The Day John Kennedy Died

Sadly, we recently lost Lou Reed, but his song is among the many poignant remembrances of John F. Kennedy that has been with us for many years…  

George Tames/The New York Times

George Tames/The New York Times

Check out Adam Clymer’s piece in the NY Times: ‘Kennedy Has Been Shot’: Memories From Nov. 22, 1963

I was the most junior reporter in the Washington bureau of The Baltimore Sun. On what was expected to be a dull Friday afternoon in the capital, I had taken off from work. My wife and I were driving north to meet her parents in New Haven for the Harvard-Yale game. When the news came over the car radio, I turned around and drove as fast as I could to get back to the office.

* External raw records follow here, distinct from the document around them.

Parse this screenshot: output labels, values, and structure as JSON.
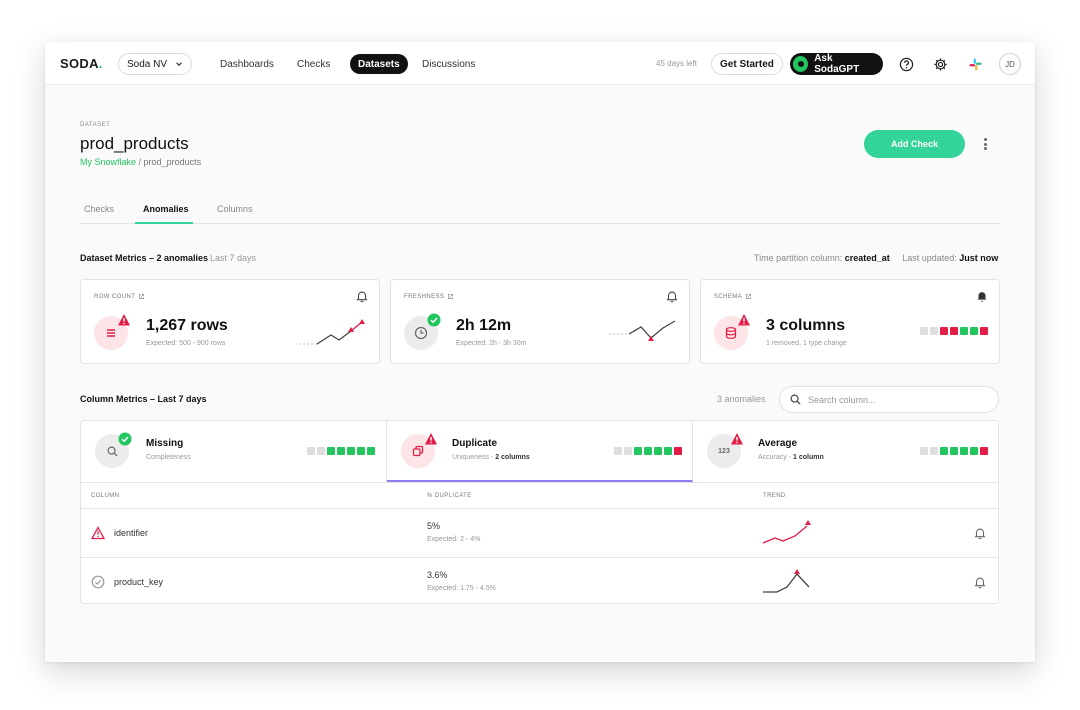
{
  "nav": {
    "logo": "SODA",
    "logo_dot": ".",
    "org": "Soda NV",
    "links": [
      "Dashboards",
      "Checks",
      "Datasets",
      "Discussions"
    ],
    "active_link": "Datasets",
    "trial": "45 days left",
    "get_started": "Get Started",
    "ask_gpt": "Ask SodaGPT",
    "avatar": "JD"
  },
  "header": {
    "eyebrow": "DATASET",
    "title": "prod_products",
    "breadcrumb_source": "My Snowflake",
    "breadcrumb_sep": " / ",
    "breadcrumb_dataset": "prod_products",
    "add_check": "Add Check"
  },
  "tabs": [
    "Checks",
    "Anomalies",
    "Columns"
  ],
  "active_tab": "Anomalies",
  "dataset_metrics": {
    "title": "Dataset Metrics – 2 anomalies",
    "period": "Last 7 days",
    "partition_label": "Time partition column: ",
    "partition_value": "created_at",
    "updated_label": "Last updated: ",
    "updated_value": "Just now",
    "cards": [
      {
        "label": "ROW COUNT",
        "value": "1,267 rows",
        "sub": "Expected: 500 - 900 rows",
        "status": "anomaly",
        "icon": "list-icon"
      },
      {
        "label": "FRESHNESS",
        "value": "2h 12m",
        "sub": "Expected: 2h - 3h 30m",
        "status": "ok",
        "icon": "clock-icon"
      },
      {
        "label": "SCHEMA",
        "value": "3 columns",
        "sub": "1 removed, 1 type change",
        "status": "anomaly",
        "icon": "database-icon"
      }
    ]
  },
  "column_metrics": {
    "title": "Column Metrics – Last 7 days",
    "anomaly_count": "3 anomalies",
    "search_placeholder": "Search column...",
    "tabs": [
      {
        "title": "Missing",
        "sub": "Completeness",
        "sub_bold": "",
        "status": "ok"
      },
      {
        "title": "Duplicate",
        "sub": "Uniqueness - ",
        "sub_bold": "2 columns",
        "status": "anomaly"
      },
      {
        "title": "Average",
        "sub": "Accuracy - ",
        "sub_bold": "1 column",
        "status": "anomaly",
        "icon_text": "123"
      }
    ],
    "table": {
      "headers": [
        "COLUMN",
        "% DUPLICATE",
        "TREND"
      ],
      "rows": [
        {
          "column": "identifier",
          "value": "5%",
          "expected": "Expected: 2 - 4%",
          "status": "anomaly"
        },
        {
          "column": "product_key",
          "value": "3.6%",
          "expected": "Expected: 1.75 - 4.5%",
          "status": "ok"
        }
      ]
    }
  },
  "colors": {
    "accent": "#34d399",
    "anomaly": "#e11d48",
    "ok": "#22c55e",
    "selected_tab": "#8b7cf0"
  }
}
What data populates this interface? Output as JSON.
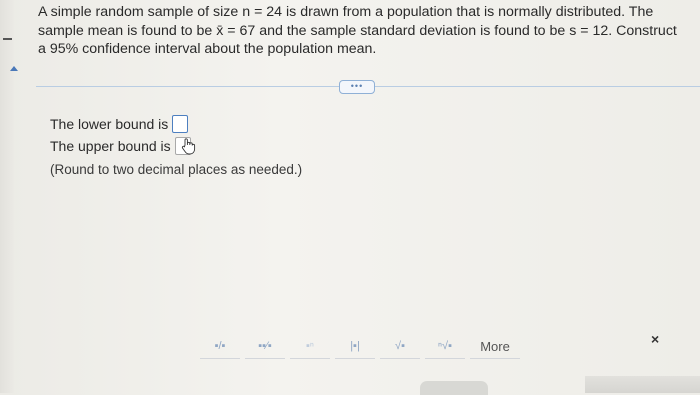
{
  "question": {
    "parts": [
      "A simple random sample of size ",
      "n = 24",
      " is drawn from a population that is normally distributed. The sample mean is found to be ",
      "x̄ = 67",
      " and the sample standard deviation is found to be ",
      "s = 12",
      ". Construct a 95% confidence interval about the population mean."
    ]
  },
  "expand_button": {
    "label": "•••"
  },
  "answers": {
    "lower_label": "The lower bound is",
    "upper_label": "The upper bound is",
    "hint": "(Round to two decimal places as needed.)"
  },
  "toolbar": {
    "buttons": [
      {
        "name": "fraction",
        "glyph": "▪/▪"
      },
      {
        "name": "mixed-number",
        "glyph": "▪▪⁄▪"
      },
      {
        "name": "exponent",
        "glyph": "▪ⁿ"
      },
      {
        "name": "absolute-value",
        "glyph": "|▪|"
      },
      {
        "name": "square-root",
        "glyph": "√▪"
      },
      {
        "name": "nth-root",
        "glyph": "ⁿ√▪"
      }
    ],
    "more_label": "More"
  },
  "close_label": "×",
  "colors": {
    "accent": "#4d7fc0",
    "divider": "#b9cde3"
  }
}
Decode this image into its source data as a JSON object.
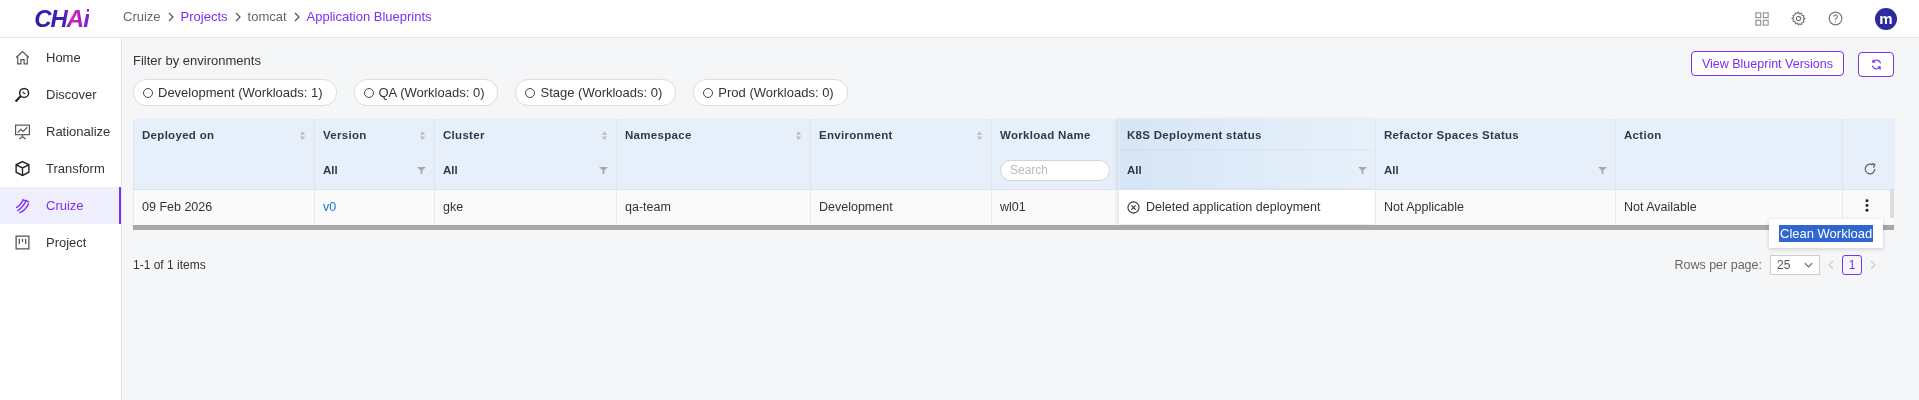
{
  "logo": "CHAi",
  "breadcrumb": [
    {
      "label": "Cruize",
      "link": false
    },
    {
      "label": "Projects",
      "link": true
    },
    {
      "label": "tomcat",
      "link": false
    },
    {
      "label": "Application Blueprints",
      "link": true
    }
  ],
  "avatar": "m",
  "sidebar": {
    "items": [
      {
        "label": "Home",
        "selected": false
      },
      {
        "label": "Discover",
        "selected": false
      },
      {
        "label": "Rationalize",
        "selected": false
      },
      {
        "label": "Transform",
        "selected": false
      },
      {
        "label": "Cruize",
        "selected": true
      },
      {
        "label": "Project",
        "selected": false
      }
    ]
  },
  "filter_label": "Filter by environments",
  "environments": [
    {
      "label": "Development (Workloads: 1)",
      "selected": false
    },
    {
      "label": "QA (Workloads: 0)",
      "selected": false
    },
    {
      "label": "Stage (Workloads: 0)",
      "selected": false
    },
    {
      "label": "Prod (Workloads: 0)",
      "selected": false
    }
  ],
  "buttons": [
    "View Blueprint Versions"
  ],
  "table": {
    "columns": [
      {
        "label": "Deployed on",
        "sortable": true,
        "kind": "plain"
      },
      {
        "label": "Version",
        "sortable": true,
        "kind": "select",
        "value": "All"
      },
      {
        "label": "Cluster",
        "sortable": true,
        "kind": "select",
        "value": "All"
      },
      {
        "label": "Namespace",
        "sortable": true,
        "kind": "plain"
      },
      {
        "label": "Environment",
        "sortable": true,
        "kind": "plain"
      },
      {
        "label": "Workload Name",
        "sortable": false,
        "kind": "search",
        "placeholder": "Search"
      },
      {
        "label": "K8S Deployment status",
        "sortable": false,
        "kind": "select",
        "value": "All"
      },
      {
        "label": "Refactor Spaces Status",
        "sortable": false,
        "kind": "select",
        "value": "All"
      },
      {
        "label": "Action",
        "sortable": false,
        "kind": "plain"
      }
    ],
    "rows": [
      {
        "cells": [
          "09 Feb 2026",
          "v0",
          "gke",
          "qa-team",
          "Development",
          "wl01",
          "Deleted application deployment",
          "Not Applicable",
          "Not Available"
        ]
      }
    ]
  },
  "menu": {
    "items": [
      {
        "label": "Clean Workload",
        "selected": true
      }
    ]
  },
  "footer": {
    "count": "1-1 of 1 items",
    "rows_per_page_label": "Rows per page:",
    "rows_per_page": "25",
    "page": "1"
  }
}
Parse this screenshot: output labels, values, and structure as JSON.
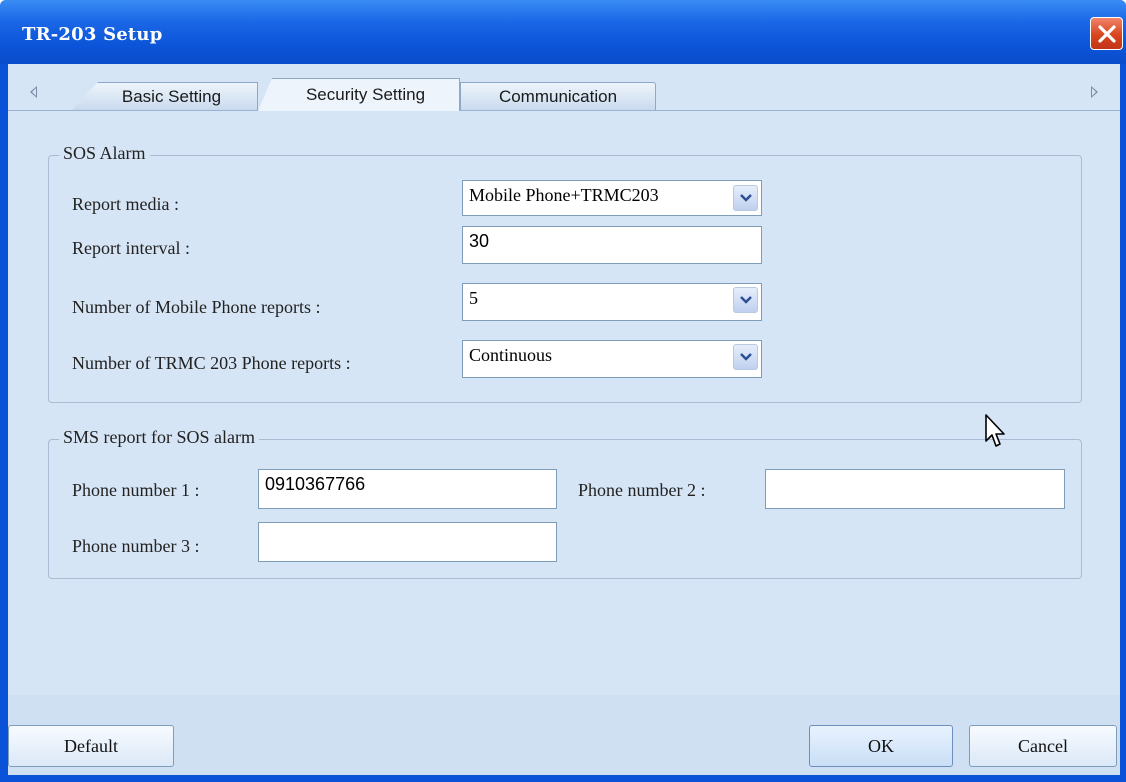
{
  "window": {
    "title": "TR-203 Setup"
  },
  "tabs": [
    {
      "label": "Basic Setting",
      "active": false
    },
    {
      "label": "Security Setting",
      "active": true
    },
    {
      "label": "Communication",
      "active": false
    }
  ],
  "sos_alarm": {
    "legend": "SOS Alarm",
    "report_media": {
      "label": "Report media :",
      "value": "Mobile Phone+TRMC203"
    },
    "report_interval": {
      "label": "Report interval :",
      "value": "30"
    },
    "mobile_reports": {
      "label": "Number of Mobile Phone reports :",
      "value": "5"
    },
    "trmc_reports": {
      "label": "Number of  TRMC 203 Phone reports :",
      "value": "Continuous"
    }
  },
  "sms_report": {
    "legend": "SMS report for SOS alarm",
    "phone1": {
      "label": "Phone number 1 :",
      "value": "0910367766"
    },
    "phone2": {
      "label": "Phone number 2 :",
      "value": ""
    },
    "phone3": {
      "label": "Phone number 3 :",
      "value": ""
    }
  },
  "buttons": {
    "default": "Default",
    "ok": "OK",
    "cancel": "Cancel"
  },
  "colors": {
    "title_bar": "#0c55d9",
    "close_button": "#d8451f",
    "panel": "#d6e5f5"
  }
}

Also read this fascinating piece about how different media coverage was 50 years ago today. There was no 24/7 news machine in those days, but families everywhere remained glued to the TV’s.

UPI’s White House Correspondent Merriman “Smitty” Smith was in the Kennedy motorcade, riding in a “press car four cars behind the president’s open limousine, as John F. Kennedy drove through Dallas on Nov. 22,” read his eyewitness account of Kennedy’s assasination.  

Finally, JFK’s nephew, Robert F. Kennedy Jr., has written a piece on JFK’s “attempts to halt the war machine.”

On November 22nd, 1963, my uncle, president John F. Kennedy, went to Dallas intending to condemn as “nonsense” the right-wing notion that “peace is a sign of weakness.” He meant to argue that the best way to demonstrate American strength was not by using destructive weapons and threats but by being a nation that “practices what it preaches about equal rights and social justice,” striving toward peace instead of “aggressive ambitions.”